This post was written for Cabot by Erica Houskeeper, blogger at HappyVermont.com. We are so lucky that she was able to spend some time at Open Farm Sunday with some Cabot farmers!
Tucked away in the rolling hills of Hartland is Richardson Farm, a 450-acre dairy farm with Jersey cows, a maple sugarhouse, and a deeply rooted Vermont family that values spending time together.
The Richardson Farm has been in the Richardson family for five generations, starting in 1907 when James Richardson purchased the property in this small Windsor County town. These days, the farm’s day-to-day operations are very much a family affair. Gordon Richardson and his sons, Scott and Reid, manage the 130-head dairy that sells milk to Cabot Creamery Cooperative.
Scott’s wife, Amy, does the evening milking, and the couple’s three sons—Ezra, Emory, and Elliott—help out with farm chores.
Scott and Amy, who met while attending the University of Vermont and married in 1994, have been farming together as a couple for more than 20 years.
“Farming is hard work and essential work, too. Farming as a family is a wonderful way to raise children, and we’ve chosen to farm together as a couple, which is wonderful and challenging as well,” Amy says. “Working outside year-round with animals, seasons, natural resources, and family are all very satisfying. We have chosen to be self-employed as farmers, and we’re appreciative of the flexibilities this model offers to us as a family.”

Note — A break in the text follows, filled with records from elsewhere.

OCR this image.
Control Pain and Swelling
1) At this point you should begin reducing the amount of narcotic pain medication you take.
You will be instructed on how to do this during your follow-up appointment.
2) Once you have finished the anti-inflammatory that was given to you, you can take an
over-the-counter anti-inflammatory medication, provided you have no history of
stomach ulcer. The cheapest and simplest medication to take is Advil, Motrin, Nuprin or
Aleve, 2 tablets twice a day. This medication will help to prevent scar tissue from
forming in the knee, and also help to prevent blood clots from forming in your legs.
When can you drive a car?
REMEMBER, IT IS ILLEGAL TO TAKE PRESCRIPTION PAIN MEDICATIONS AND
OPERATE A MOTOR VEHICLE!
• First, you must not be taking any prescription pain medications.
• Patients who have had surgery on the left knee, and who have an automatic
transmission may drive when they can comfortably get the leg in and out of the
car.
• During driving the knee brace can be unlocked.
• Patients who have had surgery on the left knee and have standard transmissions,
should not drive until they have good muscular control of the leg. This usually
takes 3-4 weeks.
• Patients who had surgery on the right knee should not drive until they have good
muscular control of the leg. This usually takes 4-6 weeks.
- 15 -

Most of all of the farm work is shared among family members. Amy and Reid share milking duties, and the family works together to feed the animals and complete cleaning chores in the evenings. Scott manages the breeding and sales of cows, as well as the farm’s registered cattle health programs.
Some jobs are only done once a day, while others—like sugaring and haying— are done seasonally. The family has turned their maple syrup operation into a year-round business with retail and wholesale sales. Reid manages the maple sugaring operation, and Amy oversees the farm’s social media, including its popular Instagram account. Any major decisions, such as purchasing equipment, are decided together as a team.
The family took steps to conserve the farm for future generations. Still, Amy and Scott try to keep expectations about the sons’ future in check. “We would be very happy to have any or all of our sons return to the farm to live and work here as adults” Amy says. “It’s important to be realistic in our expectations of them though. Our farm is conserved now so that it will always be used for agriculture, and we are willing to consider new and different business ideas our kids might bring home sometime in the future.”
The farm was recognized in 2009 by the University of Vermont and the Vermont Dairy Industry as the Vermont Dairy Farm of the Year to honor the family’s outstanding dairy management practices. Their milk quality scores put the farm in the top one percent of the dairy operations in Vermont.
Their commitment to excellence means spending most of their time working at the farm and making sacrifices.
“Scott and I both love the land, animals, and the work, but it’s easily all-consuming of our time and energy. We made the choice as a family to stay together here since our sons were small, work together, and accept the limitations this life provides in terms of social schedule, free time, and spending money,” Amy says. “We’re challenged to leave our work when we go home, but also know that doing a good job in farming requires a true investment of personal energy and work ethic.”
But if Amy had to make the decision all over again, she would choose farming in a heartbeat.
“Now that I have lived and worked as a farmer for more than 20 years, I can look at our life and lifestyle with a bit of distance and perspective,” she says. “Farming is a very personal choice. Many young folks don’t have the opportunity handed to them as I did by marrying a farmer! It is a great life, and I wouldn’t trade it for another.”